Return the k nearest neighbors of each of the nx vectors x among the ny vector y, for the inner product metric.

Parameters:

x – query vectors, size nx * d
y – database vectors, size ny * d
distances – output distances, size nq * k
indexes – output vector ids, size nq * k

void knn_L2sqr(const float *x, const float *y, size_t d, size_t nx, size_t ny, float_maxheap_array_t *res, const float *y_norm2 = nullptr, const IDSelector *sel = nullptr)

Return the k nearest neighbors of each of the nx vectors x among the ny vector y, for the L2 distance

Parameters:

x – query vectors, size nx * d
y – database vectors, size ny * d
res – result heap strcture, which also provides k.

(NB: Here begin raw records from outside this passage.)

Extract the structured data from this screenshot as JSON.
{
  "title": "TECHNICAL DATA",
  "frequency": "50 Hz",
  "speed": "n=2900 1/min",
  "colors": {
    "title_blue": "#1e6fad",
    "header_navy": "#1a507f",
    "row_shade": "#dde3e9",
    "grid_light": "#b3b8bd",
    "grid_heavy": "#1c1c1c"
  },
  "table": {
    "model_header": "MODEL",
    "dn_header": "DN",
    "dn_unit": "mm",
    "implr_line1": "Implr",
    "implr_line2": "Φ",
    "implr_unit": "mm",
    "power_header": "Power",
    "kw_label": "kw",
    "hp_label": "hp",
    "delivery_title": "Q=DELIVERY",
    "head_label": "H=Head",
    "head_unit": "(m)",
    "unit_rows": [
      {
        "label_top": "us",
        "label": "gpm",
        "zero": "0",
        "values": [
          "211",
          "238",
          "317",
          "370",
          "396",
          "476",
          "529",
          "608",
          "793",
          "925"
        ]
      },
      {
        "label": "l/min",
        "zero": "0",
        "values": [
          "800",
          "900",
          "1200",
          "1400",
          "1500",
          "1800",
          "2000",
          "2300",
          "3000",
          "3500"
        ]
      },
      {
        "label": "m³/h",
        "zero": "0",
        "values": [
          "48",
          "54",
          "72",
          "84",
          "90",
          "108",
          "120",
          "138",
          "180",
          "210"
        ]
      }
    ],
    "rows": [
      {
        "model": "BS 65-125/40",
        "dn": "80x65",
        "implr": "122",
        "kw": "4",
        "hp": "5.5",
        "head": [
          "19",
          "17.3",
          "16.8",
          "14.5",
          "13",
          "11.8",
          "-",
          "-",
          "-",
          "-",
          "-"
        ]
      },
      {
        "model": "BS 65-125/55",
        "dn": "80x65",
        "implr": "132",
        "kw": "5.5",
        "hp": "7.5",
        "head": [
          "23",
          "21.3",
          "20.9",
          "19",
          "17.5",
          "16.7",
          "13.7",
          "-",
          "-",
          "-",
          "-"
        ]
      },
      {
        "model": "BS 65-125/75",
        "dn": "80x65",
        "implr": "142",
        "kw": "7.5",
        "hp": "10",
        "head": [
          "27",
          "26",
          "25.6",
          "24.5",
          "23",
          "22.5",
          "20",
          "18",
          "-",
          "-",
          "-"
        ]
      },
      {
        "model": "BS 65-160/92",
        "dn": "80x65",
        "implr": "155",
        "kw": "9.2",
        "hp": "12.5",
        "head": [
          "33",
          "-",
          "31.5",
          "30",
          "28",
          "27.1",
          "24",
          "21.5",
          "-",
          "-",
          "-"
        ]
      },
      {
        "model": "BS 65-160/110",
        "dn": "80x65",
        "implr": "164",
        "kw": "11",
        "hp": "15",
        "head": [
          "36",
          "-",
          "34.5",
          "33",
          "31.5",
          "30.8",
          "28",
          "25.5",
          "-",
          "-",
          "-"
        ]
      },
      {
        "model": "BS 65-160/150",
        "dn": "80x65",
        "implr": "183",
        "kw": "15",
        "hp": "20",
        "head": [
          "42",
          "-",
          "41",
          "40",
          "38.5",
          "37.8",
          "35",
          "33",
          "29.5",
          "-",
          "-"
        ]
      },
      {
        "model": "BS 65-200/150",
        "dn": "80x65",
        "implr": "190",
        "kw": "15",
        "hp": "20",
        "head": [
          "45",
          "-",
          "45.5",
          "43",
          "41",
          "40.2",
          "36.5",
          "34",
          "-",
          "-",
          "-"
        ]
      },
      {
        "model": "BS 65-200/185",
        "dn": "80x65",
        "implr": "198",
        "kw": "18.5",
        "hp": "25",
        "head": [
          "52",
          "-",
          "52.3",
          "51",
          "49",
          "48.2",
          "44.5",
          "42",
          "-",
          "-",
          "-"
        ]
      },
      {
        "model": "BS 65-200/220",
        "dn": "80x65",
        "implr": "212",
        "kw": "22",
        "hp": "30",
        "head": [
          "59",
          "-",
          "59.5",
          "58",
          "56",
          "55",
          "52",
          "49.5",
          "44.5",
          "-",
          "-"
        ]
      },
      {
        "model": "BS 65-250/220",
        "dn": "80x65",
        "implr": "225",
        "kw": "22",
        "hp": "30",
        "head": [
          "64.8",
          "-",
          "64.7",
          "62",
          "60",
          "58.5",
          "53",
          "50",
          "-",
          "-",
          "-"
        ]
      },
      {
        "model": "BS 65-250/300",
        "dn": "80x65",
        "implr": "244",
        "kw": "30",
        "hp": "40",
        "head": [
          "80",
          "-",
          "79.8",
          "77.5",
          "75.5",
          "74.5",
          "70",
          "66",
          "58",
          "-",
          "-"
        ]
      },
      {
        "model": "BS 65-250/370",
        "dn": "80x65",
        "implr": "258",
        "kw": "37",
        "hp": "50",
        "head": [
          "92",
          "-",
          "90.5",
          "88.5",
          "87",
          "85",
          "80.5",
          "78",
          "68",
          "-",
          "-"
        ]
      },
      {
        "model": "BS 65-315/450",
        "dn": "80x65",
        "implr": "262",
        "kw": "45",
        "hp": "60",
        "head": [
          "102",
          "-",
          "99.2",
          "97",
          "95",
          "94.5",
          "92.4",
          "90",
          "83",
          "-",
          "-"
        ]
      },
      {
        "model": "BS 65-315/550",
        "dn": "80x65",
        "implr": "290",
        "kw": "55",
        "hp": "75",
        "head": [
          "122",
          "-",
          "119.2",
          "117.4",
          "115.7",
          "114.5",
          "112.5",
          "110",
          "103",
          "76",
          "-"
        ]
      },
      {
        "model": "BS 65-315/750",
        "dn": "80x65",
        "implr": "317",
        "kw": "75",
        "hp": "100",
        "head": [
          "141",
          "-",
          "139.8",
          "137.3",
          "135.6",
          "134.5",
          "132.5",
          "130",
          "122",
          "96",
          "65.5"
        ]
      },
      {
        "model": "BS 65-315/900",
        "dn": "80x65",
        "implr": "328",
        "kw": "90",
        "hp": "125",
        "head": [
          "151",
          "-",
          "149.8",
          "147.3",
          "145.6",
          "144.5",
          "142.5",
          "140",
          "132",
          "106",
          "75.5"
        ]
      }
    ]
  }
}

Sorted on output
y_norm2 – (optional) norms for the y vectors (nullptr or size ny)
sel – search in this subset of vectors

void knn_L2sqr(const float *x, const float *y, size_t d, size_t nx, size_t ny, size_t k, float *distances, int64_t *indexes, const float *y_norm2 = nullptr, const IDSelector *sel = nullptr)

Return the k nearest neighbors of each of the nx vectors x among the ny vector y, for the L2 distance

Parameters:

x – query vectors, size nx * d
y – database vectors, size ny * d
distances – output distances, size nq * k
indexes – output vector ids, size nq * k
y_norm2 – (optional) norms for the y vectors (nullptr or size ny)
sel – search in this subset of vectors

void knn_inner_products_by_idx(const float *x, const float *y, const int64_t *subset, size_t d, size_t nx, size_t ny, size_t nsubset, size_t k, float *vals, int64_t *ids, int64_t ld_ids = -1)

Find the max inner product neighbors for nx queries in a set of ny vectors indexed by ids. May be useful for re-ranking a pre-selected vector list

Parameters:

x – query vectors, size nx * d
y – database vectors, size (max(ids) + 1) * d
ids – subset of database vectors to consider, size (nx, nsubset)
res – result structure
ld_ids – stride for the ids array. -1: use nsubset, 0: all queries process the same subset

void knn_L2sqr_by_idx(const float *x, const float *y, const int64_t *subset, size_t d, size_t nx, size_t ny, size_t nsubset, size_t k, float *vals, int64_t *ids, int64_t ld_subset = -1)

Find the nearest neighbors for nx queries in a set of ny vectors indexed by ids. May be useful for re-ranking a pre-selected vector list

Parameters:

x – query vectors, size nx * d
y – database vectors, size (max(ids) + 1) * d
subset – subset of database vectors to consider, size (nx, nsubset)
res – rIDesult structure
ld_subset – stride for the subset array. -1: use nsubset, 0: all queries process the same subset

void range_search_L2sqr(const float *x, const float *y, size_t d, size_t nx, size_t ny, float radius, RangeSearchResult *result, const IDSelector *sel = nullptr)

Return the k nearest neighbors of each of the nx vectors x among the ny vector y, w.r.t to max inner product

Parameters:

x – query vectors, size nx * d
y – database vectors, size ny * d
radius – search radius around the x vectors
result – result structure

void range_search_inner_product(const float *x, const float *y, size_t d, size_t nx, size_t ny, float radius, RangeSearchResult *result, const IDSelector *sel = nullptr): same as range_search_L2sqr for the inner product similarity

void compute_PQ_dis_tables_dsub2(size_t d, size_t ksub, const float *centroids, size_t nx, const float *x, bool is_inner_product, float *dis_tables): specialized function for PQ2

void fvec_madd(size_t n, const float *a, float bf, const float *b, float *c)

compute c := a + bf * b for a, b and c tables

Parameters:

n – size of the tables
a – size n
b – size n
c – result table, size n

int fvec_madd_and_argmin(size_t n, const float *a, float bf, const float *b, float *c)

same as fvec_madd, also return index of the min of the result table

Returns:: index of the min of table c

Variables

FAISS_API int distance_compute_blas_threshold

FAISS_API int distance_compute_blas_query_bs

FAISS_API int distance_compute_blas_database_bs